Armée perse sous Darius III
L'armée perse de Darius III a été opposée à l'armée macédonienne d'Alexandre le Grand de 334 à 330 av. J.-C. Elle a été vaincue aux batailles du Granique, d'Issos et de Gaugamèles, victime de son impréparation et des erreurs stratégiques commises par Darius.
Effectifs
Les effectifs délivrés par les auteurs anciens sont très divergents, et parfois peu vraisemblables. Certains, comme Arrien par exemple, vont jusqu'à affirmer que Darius III aligne à Gaugamèles près d'un million de fantassins, 40 000 cavaliers et 200 chars à faux. La critique moderne a beaucoup diminué ces chiffres, 200 000 à 300 000 semble un maximum, sans doute moins. À Issos aux 25 000 à 30 000 hommes d'Alexandre, Darius en oppose 100 000 dont une moitié à peine prend part à la bataille. L'armée perse reste néanmoins plus nombreuse que l'armée macédonienne. Il s'agit cependant d'une armée bien moins homogène que l'armée macédonienne et qui n'a qu'une faible expérience du combat.
Cavalerie
Cavalerie lourde
Les corps de cavalerie sont très nombreux dans l'armée perse. Il y a bien sûr les Perses eux-mêmes dont les cavaliers sont équipés d'une armure en cuir ou en tissu molletonné, sur laquelle on fixe des écailles de métal afin de protéger la poitrine, l'abdomen, le dos et les épaules. Elle était souvent portée sous une tunique généralement de couleurs vives. Chaque cavalier porte deux poltons, une javeline de 1,5 mètre environ, parfois 1,8 mètre dont la pointe est en fer ou en bronze. En armes de contact, ces cavaliers utilisent soit une épée courte (assez similaire au kopis grec) soit une longue dague (l'akenakes) soit divers types de haches.

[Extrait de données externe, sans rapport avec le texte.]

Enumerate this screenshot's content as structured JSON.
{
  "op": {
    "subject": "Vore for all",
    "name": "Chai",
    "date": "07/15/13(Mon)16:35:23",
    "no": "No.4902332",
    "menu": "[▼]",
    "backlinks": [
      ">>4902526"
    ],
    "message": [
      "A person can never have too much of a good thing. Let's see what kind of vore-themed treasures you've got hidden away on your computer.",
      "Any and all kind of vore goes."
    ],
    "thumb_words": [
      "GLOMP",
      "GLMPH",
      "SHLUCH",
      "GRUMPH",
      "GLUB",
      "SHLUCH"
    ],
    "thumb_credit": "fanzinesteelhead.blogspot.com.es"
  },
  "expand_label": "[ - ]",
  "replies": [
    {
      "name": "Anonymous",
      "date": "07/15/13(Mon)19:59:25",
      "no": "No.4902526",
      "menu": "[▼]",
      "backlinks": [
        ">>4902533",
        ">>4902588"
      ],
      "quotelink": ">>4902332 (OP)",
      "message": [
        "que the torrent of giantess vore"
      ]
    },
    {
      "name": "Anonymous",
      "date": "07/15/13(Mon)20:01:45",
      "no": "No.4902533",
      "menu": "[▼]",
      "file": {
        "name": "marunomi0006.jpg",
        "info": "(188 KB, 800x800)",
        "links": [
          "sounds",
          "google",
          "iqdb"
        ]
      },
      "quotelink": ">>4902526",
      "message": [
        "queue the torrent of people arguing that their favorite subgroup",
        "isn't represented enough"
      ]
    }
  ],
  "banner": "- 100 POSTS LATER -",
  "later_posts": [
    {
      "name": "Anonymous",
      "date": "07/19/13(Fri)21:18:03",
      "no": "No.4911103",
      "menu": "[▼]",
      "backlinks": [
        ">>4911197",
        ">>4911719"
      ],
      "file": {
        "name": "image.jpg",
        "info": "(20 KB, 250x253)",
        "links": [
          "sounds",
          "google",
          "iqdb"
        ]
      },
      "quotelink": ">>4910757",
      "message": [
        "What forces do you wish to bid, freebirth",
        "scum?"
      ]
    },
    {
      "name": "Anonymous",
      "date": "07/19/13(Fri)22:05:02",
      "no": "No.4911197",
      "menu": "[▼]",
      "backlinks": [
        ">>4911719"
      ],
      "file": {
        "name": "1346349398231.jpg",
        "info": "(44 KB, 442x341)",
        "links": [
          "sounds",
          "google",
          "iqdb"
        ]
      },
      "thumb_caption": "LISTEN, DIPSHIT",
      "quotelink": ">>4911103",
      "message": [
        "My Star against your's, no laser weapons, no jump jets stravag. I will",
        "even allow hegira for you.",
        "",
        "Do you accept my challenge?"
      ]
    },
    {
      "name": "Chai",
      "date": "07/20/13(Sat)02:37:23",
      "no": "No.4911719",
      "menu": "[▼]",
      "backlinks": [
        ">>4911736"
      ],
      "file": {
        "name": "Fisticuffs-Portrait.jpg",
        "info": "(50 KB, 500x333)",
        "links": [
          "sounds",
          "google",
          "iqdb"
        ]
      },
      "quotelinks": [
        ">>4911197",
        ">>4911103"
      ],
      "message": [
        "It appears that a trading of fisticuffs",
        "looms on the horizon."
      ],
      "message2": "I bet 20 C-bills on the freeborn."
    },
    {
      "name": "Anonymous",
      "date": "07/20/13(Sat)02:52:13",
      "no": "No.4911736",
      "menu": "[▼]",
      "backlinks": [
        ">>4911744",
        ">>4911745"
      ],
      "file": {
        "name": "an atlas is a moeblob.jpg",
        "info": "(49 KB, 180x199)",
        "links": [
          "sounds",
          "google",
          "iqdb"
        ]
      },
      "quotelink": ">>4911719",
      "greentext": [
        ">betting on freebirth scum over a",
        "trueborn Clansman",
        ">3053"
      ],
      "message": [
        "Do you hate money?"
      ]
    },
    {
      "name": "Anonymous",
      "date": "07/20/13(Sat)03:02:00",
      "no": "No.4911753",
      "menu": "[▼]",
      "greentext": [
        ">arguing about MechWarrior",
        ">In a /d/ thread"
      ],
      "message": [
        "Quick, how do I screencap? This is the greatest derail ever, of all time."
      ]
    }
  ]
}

Certains cavaliers sont équipés plus lourdement que la majorité et montent des chevaux en partie protégés par une cuirasse composée d'une couverture en cuir recouverte d'écaille de bronze et attachée à la base du cou du cheval et à la ceinture du cavalier. Cette protection, qui se nomme parameridia protège les flancs du cheval et les jambes du cavalier, ce sont les débuts de la technique des cataphractaires, d'origine scythique. Sur la tête du cheval on fixe un bonnet de cuir recouvert lui aussi d'écailles de bronze qui la protège des oreilles aux nasaux. Quant au poitrail de l'animal il est abrité d'une armure de cuir recouvert de lamelles de bronze. Les cavaliers ont un casque métallique, soit de type grec soit de forme conique, et une cuirasse de bronze. Ce sont surtout les peuples scythiques d'Asie centrale : les Massagètes et les Bactriens, placés à l'aile gauche lors de la bataille de Gaugamèles, ainsi que les Cappadociens de l'aile droite qui sont ainsi équipés.
Cavalerie légère
Les Scythes sont des archers à cheval qui utilisent un arc composite court et incurvé, souvent fabriqué à partir de matériaux très divers tels les nerfs d'animaux (pour la corde), de corne, de bois... Les flèches, légères et peintes en rouge ou en blanc possèdent une pointe en bronze ou en fer et sont disposées dans un gorytos, étui pendu à la ceinture du côté gauche et qui contient plus de 200 flèches. Leur deuxième arme est soit une dague soit une hache, rarement le javelot. Ils sont facilement identifiables à leurs tissus en laine, soie, feutrine ou cuir de couleur éclatante (bleu, blanc, jaune, pourpre...). Certains Scythes se battent à pied essentiellement et utilisent alors une hache et leur bouclier caractéristique : ovale, en bois et recouvert de peau.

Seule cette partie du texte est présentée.